Peter, hoping to find some evidence of the Ninth's presence in the fortress's principia, stood now like stout Cortez upon a subtle rise of ground near the center of our carefully staked site, directing Fabia's photography.

Surely any ghost would find activity like that far more interesting than my own boring little scribbles in the finds register. Bolstered by that thought, I turned my back to the field and took a tentative step away from the stable door.

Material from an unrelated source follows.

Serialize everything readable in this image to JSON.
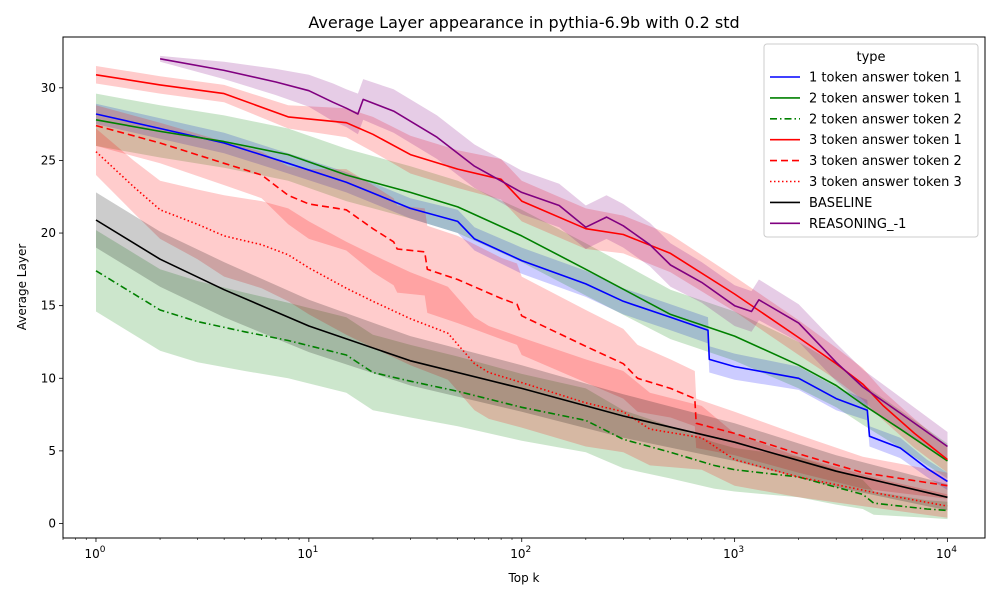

I stopped. Paused. Listened.

Nothing followed but the breeze, and even that was brightly cheerful, not the least bit cold or threatening. The laughter drifted out again from the far side of the building, and I set my shoulders, walking on more bravely now along the long front wall of our Principia. Just around that corner, I promised myself, hating my sudden nervousness. Just around that corner, and up the deeply shaded side wall, and around another corner, and I'd be with people again.

Still, before I left the sunlight and the full sight of the field, I stopped again and listened for the fall of ghostly footsteps. And only when I was satisfied that there was no sound but the distant voices of the dig and the trilling warble of a songbird in the trees ahead of me ... only then did I turn the first corner.